BabyHMummy Sun 28-Apr-13 13:04:24

My point was more that his parents were too old to join in with things he enjoyed doing or wanted to do. Was just offering a different perspective. Certainly no need for comments like 'would he prefer not to have been born'.

ExpatAl Sun 28-Apr-13 13:09:43

I wasn't asking it in a beligerent way, just making a valid point.

Phineyj Sun 28-Apr-13 13:18:06

I think 40-something now is not like 40-something in the 70s when we were born, OP. My 46 year old DH and I had our first child recently. He can't wait to take her mountainbiking, camping etc. He is very sporty.
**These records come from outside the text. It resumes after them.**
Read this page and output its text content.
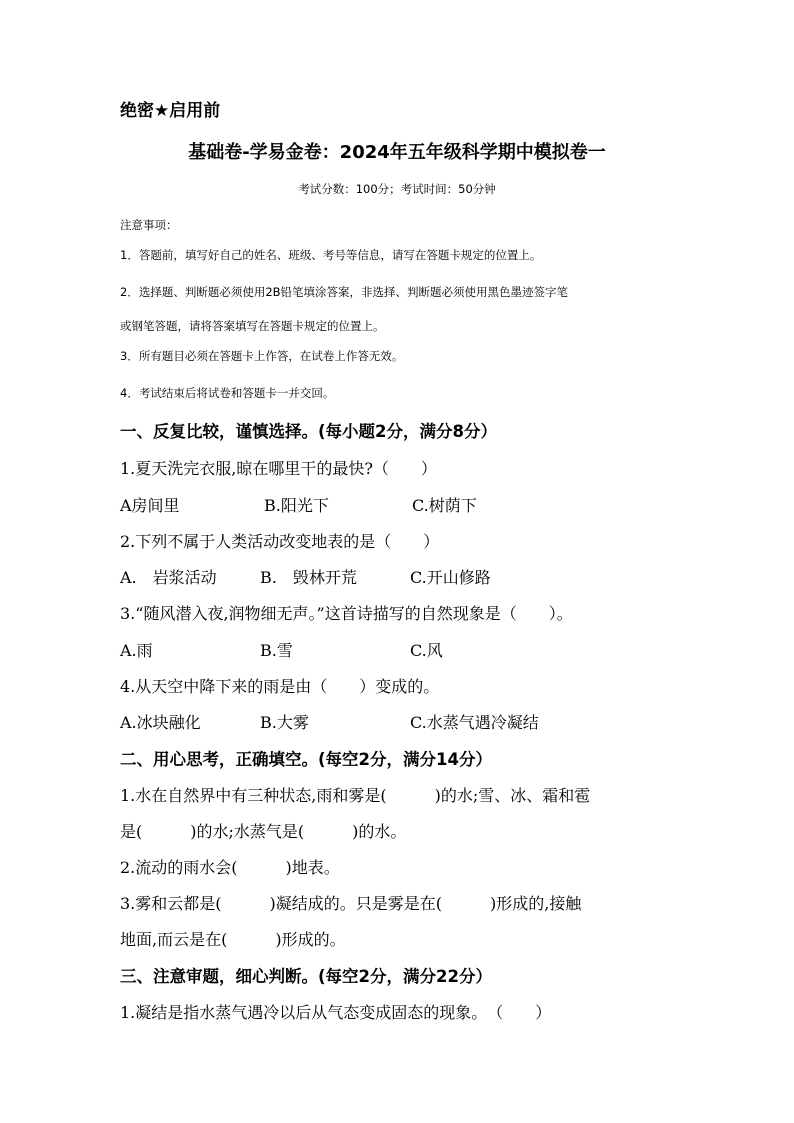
绝密★启用前
基础卷-学易金卷：2024年五年级科学期中模拟卷一
考试分数：100分；考试时间：50分钟
注意事项：
1．答题前，填写好自己的姓名、班级、考号等信息，请写在答题卡规定的位置上。
2．选择题、判断题必须使用2B铅笔填涂答案，非选择、判断题必须使用黑色墨迹签字笔
或钢笔答题，请将答案填写在答题卡规定的位置上。
3．所有题目必须在答题卡上作答，在试卷上作答无效。
4．考试结束后将试卷和答题卡一并交回。
一、反复比较，谨慎选择。(每小题2分，满分8分）
1.夏天洗完衣服,晾在哪里干的最快?（　　）
A房间里	B.阳光下	C.树荫下
2.下列不属于人类活动改变地表的是（　　）
A.　岩浆活动	B.　毁林开荒	C.开山修路
3.“随风潜入夜,润物细无声。”这首诗描写的自然现象是（　　）。
A.雨	B.雪	C.风
4.从天空中降下来的雨是由（　　）变成的。
A.冰块融化	B.大雾	C.水蒸气遇冷凝结
二、用心思考，正确填空。(每空2分，满分14分）
1.水在自然界中有三种状态,雨和雾是(　　　)的水;雪、冰、霜和雹
是(　　　)的水;水蒸气是(　　　)的水。
2.流动的雨水会(　　　)地表。
3.雾和云都是(　　　)凝结成的。只是雾是在(　　　)形成的,接触
地面,而云是在(　　　)形成的。
三、注意审题，细心判断。(每空2分，满分22分）
1.凝结是指水蒸气遇冷以后从气态变成固态的现象。　（　　）
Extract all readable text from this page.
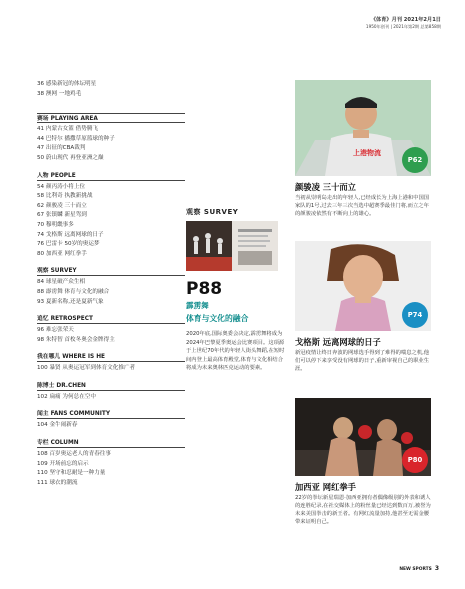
《体育》月刊 2021年2月1日
1950年创刊 | 2021年第2期 总第858期
36 感染新冠的体坛明星
38 澳网 一地鸡毛
赛场 PLAYING AREA
41 内蒙古女篮 借势腾飞
44 巴特尔 播撒草原篮球的种子
47 出征的CBA裁判
50 蔚山现代 再登亚洲之巅
人物 PEOPLE
54 颜丙涛小将上位
58 比利奇 执教新挑战
62 颜骏凌 三十而立
67 张镇麟 新星驾到
70 穆明畿事多
74 戈格斯 远离网球的日子
76 巴雷卡 50岁的奥运梦
80 加西亚 网红拳手
观察 SURVEY
84 球星破产众生相
88 霹雳舞 体育与文化的融合
93 夏新名称,还是夏新气象
追忆 RETROSPECT
96 难忘张荣天
98 朱特智 首枚冬奥会金牌得主
我在哪儿 WHERE IS HE
100 暴贤 从奥运冠军到体育文化推广者
陈博士 DR.CHEN
102 扁痛 为何总在空中
闻主 FANS COMMUNITY
104 金牛闹新春
专栏 COLUMN
108 百岁奥运老人的青春往事
109 开场前忘的启示
110 坚守和忍耐是一种力量
111 球衣的潮流
观察 SURVEY
P88
霹雳舞
体育与文化的融合
2020年底,国际奥委会决定,霹雳舞将成为2024年巴黎夏季奥运会比赛项目。这项源于上世纪70年代的年轻人街头舞蹈,在短时间内登上最高体育殿堂,体育与文化相结合将成为未来奥林匹克运动的要素。
上港物流
P62
颜骏凌 三十而立
当初从崇明岛走出的年轻人,已经成长为上海上港和中国国家队的1号,过去三年三次当选中超赛季最佳门将,而立之年的颜骏凌依然有不断向上的雄心。
P74
戈格斯 远离网球的日子
新冠疫情让终日奔波的网球选手得到了难得的喘息之机,他们可以停下来享受没有网球的日子,重新审视自己的职业生涯。
P80
加西亚 网红拳手
22岁的拳坛新星瑞恩·加西亚拥有者偶像级别的外表和诱人的连胜纪录,在社交媒体上的粉丝量已经达到数百万,被誉为未来美国拳击的新王者。有网红流量加持,他甚至无需金腰带来证明自己。
NEW SPORTS 3
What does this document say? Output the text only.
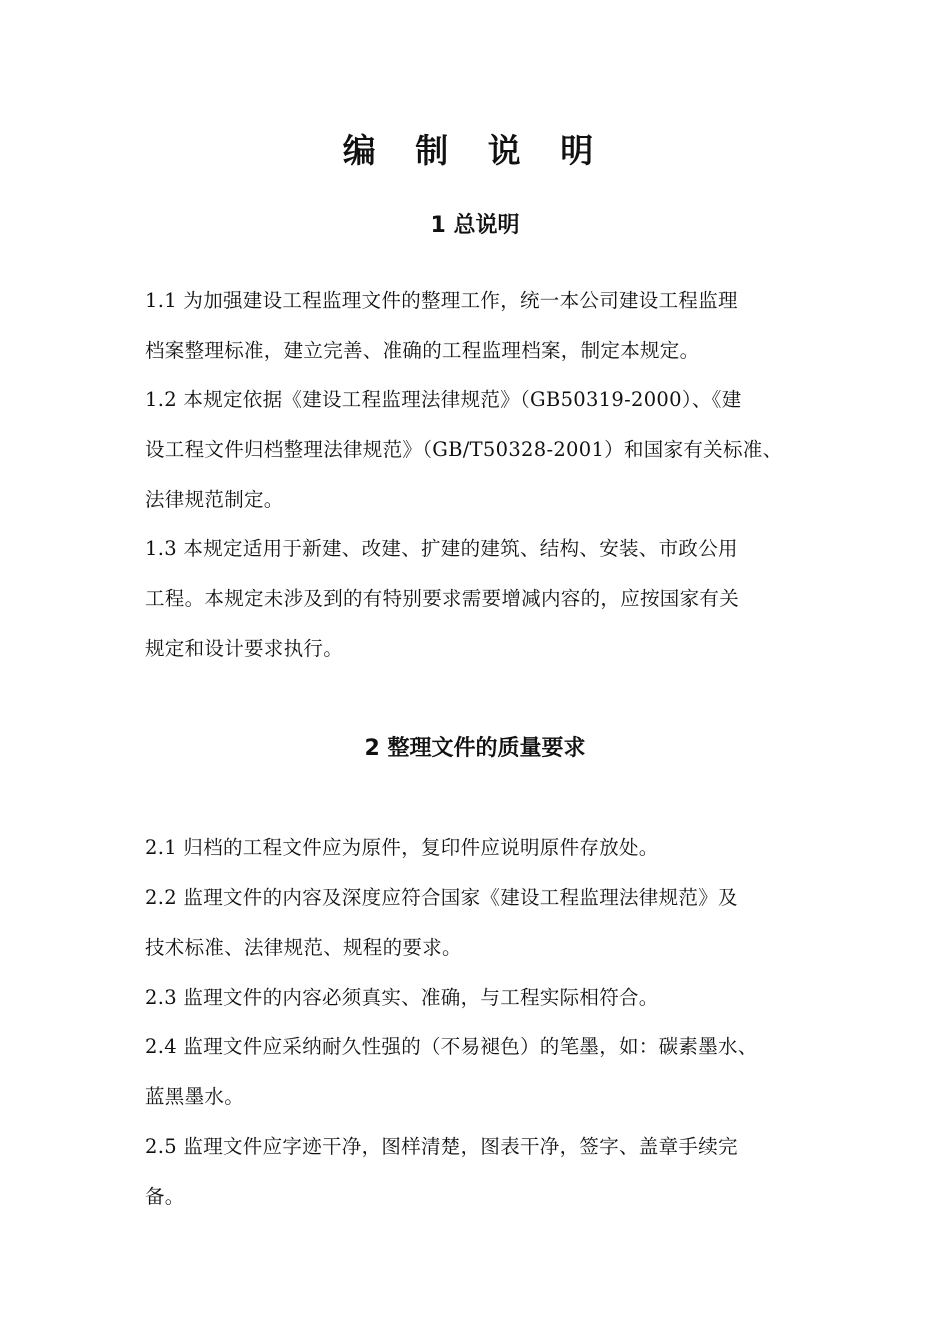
编 制 说 明
1 总说明

1.1 为加强建设工程监理文件的整理工作，统一本公司建设工程监理
档案整理标准，建立完善、准确的工程监理档案，制定本规定。

1.2 本规定依据《建设工程监理法律规范》（GB50319-2000）、《建
设工程文件归档整理法律规范》（GB/T50328-2001）和国家有关标准、
法律规范制定。

1.3 本规定适用于新建、改建、扩建的建筑、结构、安装、市政公用
工程。本规定未涉及到的有特别要求需要增减内容的，应按国家有关
规定和设计要求执行。

2 整理文件的质量要求

2.1 归档的工程文件应为原件，复印件应说明原件存放处。

2.2 监理文件的内容及深度应符合国家《建设工程监理法律规范》及
技术标准、法律规范、规程的要求。

2.3 监理文件的内容必须真实、准确，与工程实际相符合。

2.4 监理文件应采纳耐久性强的（不易褪色）的笔墨，如：碳素墨水、
蓝黑墨水。

2.5 监理文件应字迹干净，图样清楚，图表干净，签字、盖章手续完
备。
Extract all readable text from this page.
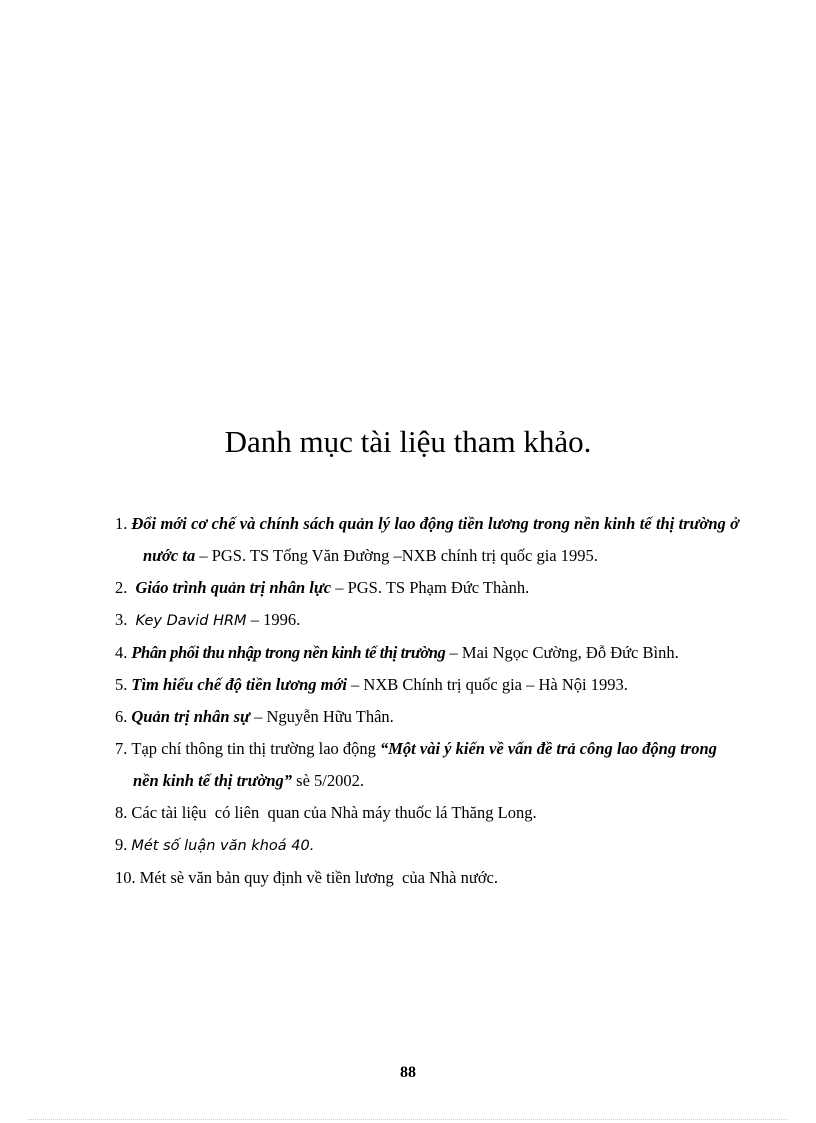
Danh mục tài liệu tham khảo.

1. Đổi mới cơ chế và chính sách quản lý lao động tiền lương trong nền kinh tế thị trường ở nước ta – PGS. TS Tống Văn Đường –NXB chính trị quốc gia 1995.

2. Giáo trình quản trị nhân lực – PGS. TS Phạm Đức Thành.

3. Key David HRM – 1996.

4. Phân phối thu nhập trong nền kinh tế thị trường – Mai Ngọc Cường, Đỗ Đức Bình.

5. Tìm hiểu chế độ tiền lương mới – NXB Chính trị quốc gia – Hà Nội 1993.

6. Quản trị nhân sự – Nguyễn Hữu Thân.

7. Tạp chí thông tin thị trường lao động “Một vài ý kiến về vấn đề trả công lao động trong nền kinh tế thị trường” sè 5/2002.

8. Các tài liệu  có liên  quan của Nhà máy thuốc lá Thăng Long.

9. Mét số luận văn khoá 40.

10. Mét sè văn bản quy định về tiền lương  của Nhà nước.

88
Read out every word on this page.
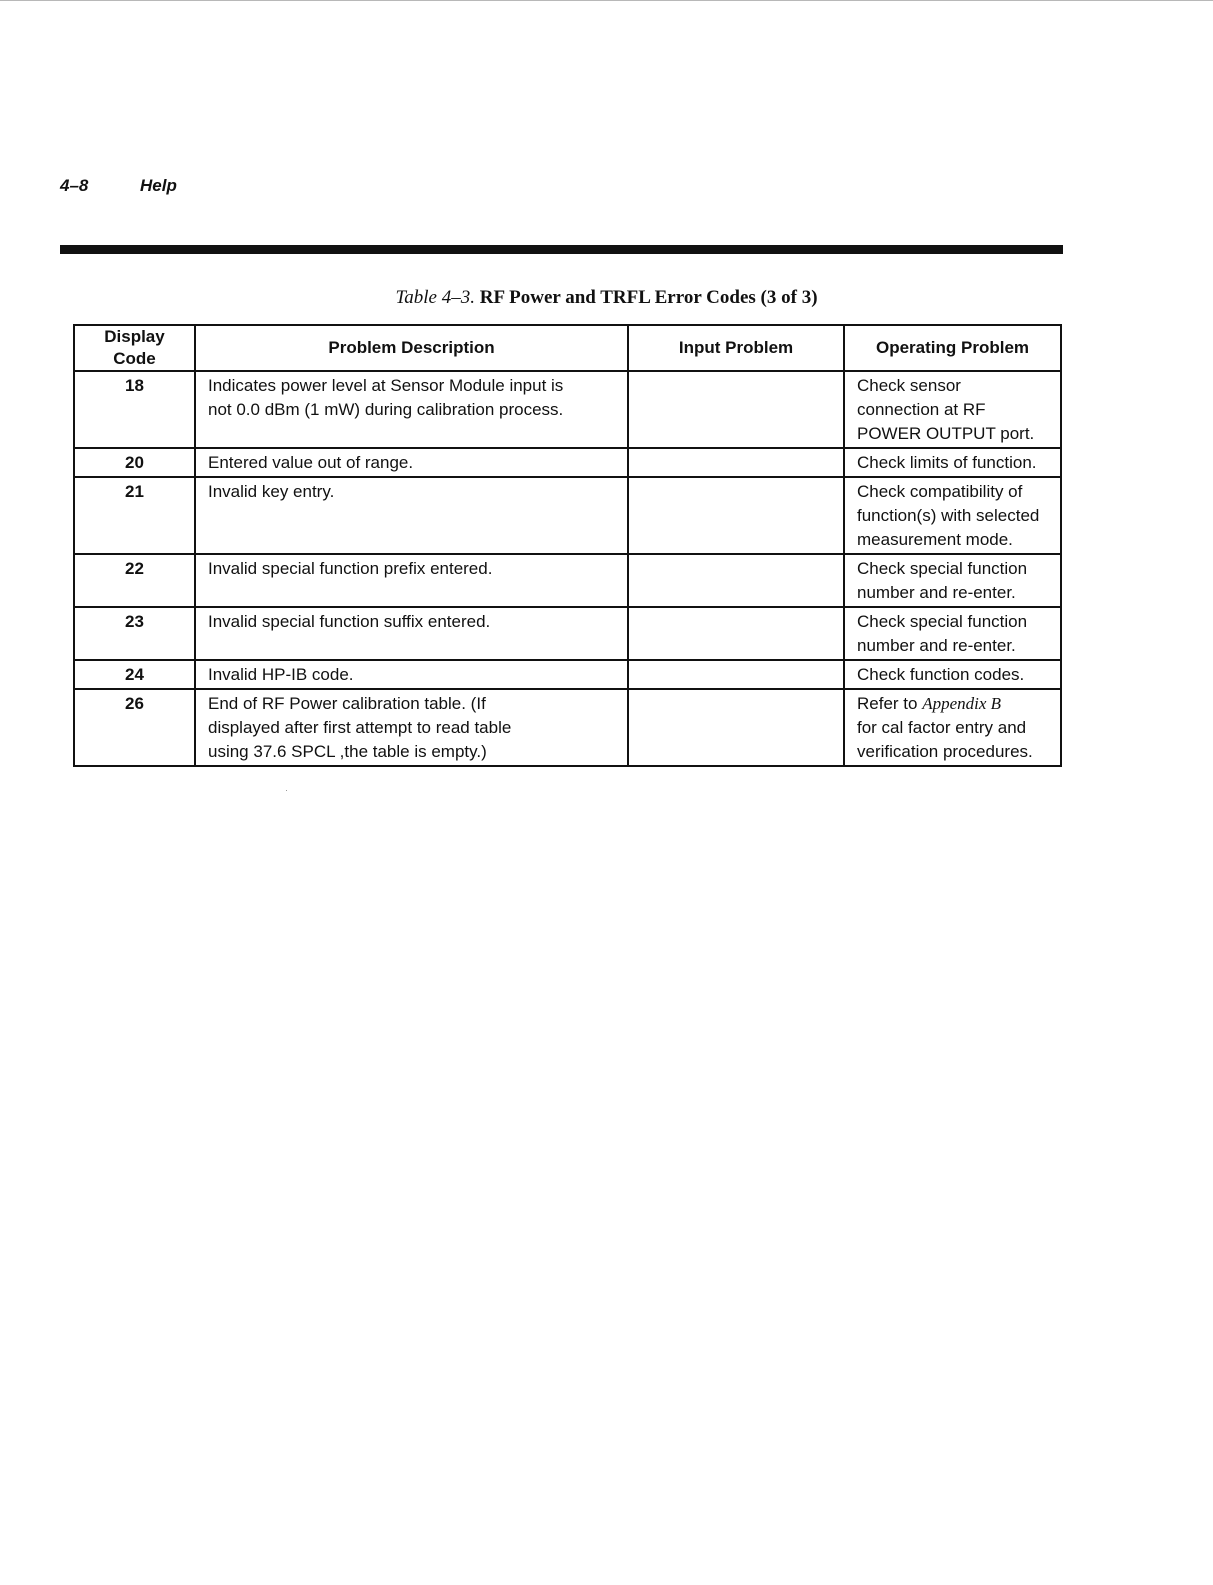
4–8	Help
Table 4–3. RF Power and TRFL Error Codes (3 of 3)
Display
Code	Problem Description	Input Problem	Operating Problem
18	Indicates power level at Sensor Module input is
not 0.0 dBm (1 mW) during calibration process.		Check sensor
connection at RF
POWER OUTPUT port.
20	Entered value out of range.		Check limits of function.
21	Invalid key entry.		Check compatibility of
function(s) with selected
measurement mode.
22	Invalid special function prefix entered.		Check special function
number and re-enter.
23	Invalid special function suffix entered.		Check special function
number and re-enter.
24	Invalid HP-IB code.		Check function codes.
26	End of RF Power calibration table. (If
displayed after first attempt to read table
using 37.6 SPCL ,the table is empty.)		Refer to Appendix B
for cal factor entry and
verification procedures.
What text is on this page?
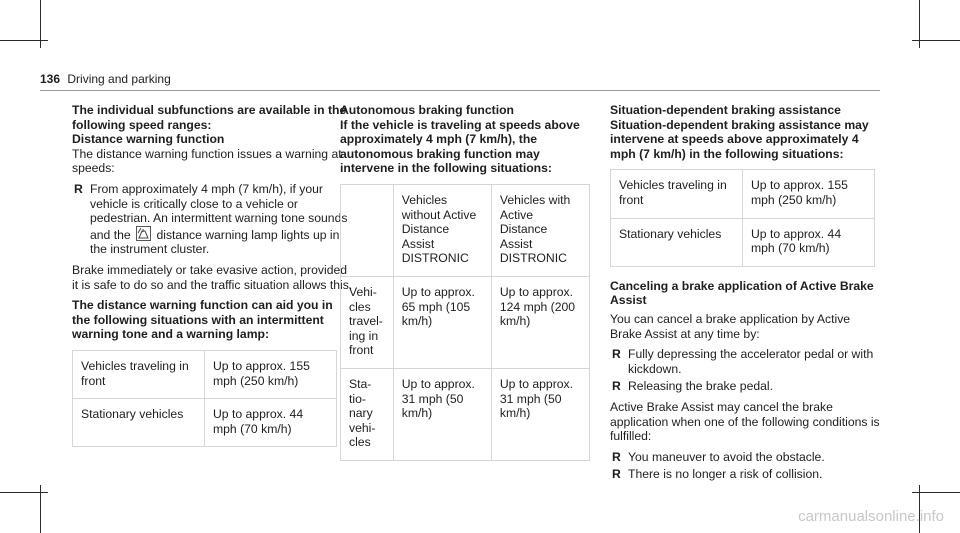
136 Driving and parking

The individual subfunctions are available in the following speed ranges:

Distance warning function

The distance warning function issues a warning at speeds:

R From approximately 4 mph (7 km/h), if your vehicle is critically close to a vehicle or pedestrian. An intermittent warning tone sounds and the distance warning lamp lights up in the instrument cluster.

Brake immediately or take evasive action, provided it is safe to do so and the traffic situation allows this.

The distance warning function can aid you in the following situations with an intermittent warning tone and a warning lamp:

Vehicles traveling in front	Up to approx. 155 mph (250 km/h)
Stationary vehicles	Up to approx. 44 mph (70 km/h)

Autonomous braking function

If the vehicle is traveling at speeds above approximately 4 mph (7 km/h), the autonomous braking function may intervene in the following situations:

	Vehicles without Active Distance Assist DISTRONIC	Vehicles with Active Distance Assist DISTRONIC
Vehi-cles travel-ing in front	Up to approx. 65 mph (105 km/h)	Up to approx. 124 mph (200 km/h)
Sta-tio-nary vehi-cles	Up to approx. 31 mph (50 km/h)	Up to approx. 31 mph (50 km/h)

Situation-dependent braking assistance

Situation-dependent braking assistance may intervene at speeds above approximately 4 mph (7 km/h) in the following situations:

Vehicles traveling in front	Up to approx. 155 mph (250 km/h)
Stationary vehicles	Up to approx. 44 mph (70 km/h)

Canceling a brake application of Active Brake Assist

You can cancel a brake application by Active Brake Assist at any time by:

R Fully depressing the accelerator pedal or with kickdown.
R Releasing the brake pedal.

Active Brake Assist may cancel the brake application when one of the following conditions is fulfilled:

R You maneuver to avoid the obstacle.
R There is no longer a risk of collision.
carmanualsonline.info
I also feel in good shape and more to the point, all four 70-something parents are hale and hearty!

We have also found being parents a lot more fun than we thought it would be, after the very discouraging experiences of members of our extended family.

Having said that you are obviously very stressed and worried and unfortunately you can make pro and con lists all you like about this but it is an emotional decision - a leap of faith if you like - and not a rational one.

Things to ask yourself --

What are the real risks of a disabled child? What tests are available to you?

If you ended the pregnancy, what effect would it have on your relationship? I know you can't know that, but try to imagine.

This may help: Have you and DH been through other stressful experiences or challenges - how do you cope as a team? How are you at dealing with strong emotions?

Will you still feel fine about not having kids when your friends are having their grandchildren?

I am sure it is possible to have a fulfilling life without children, by the way.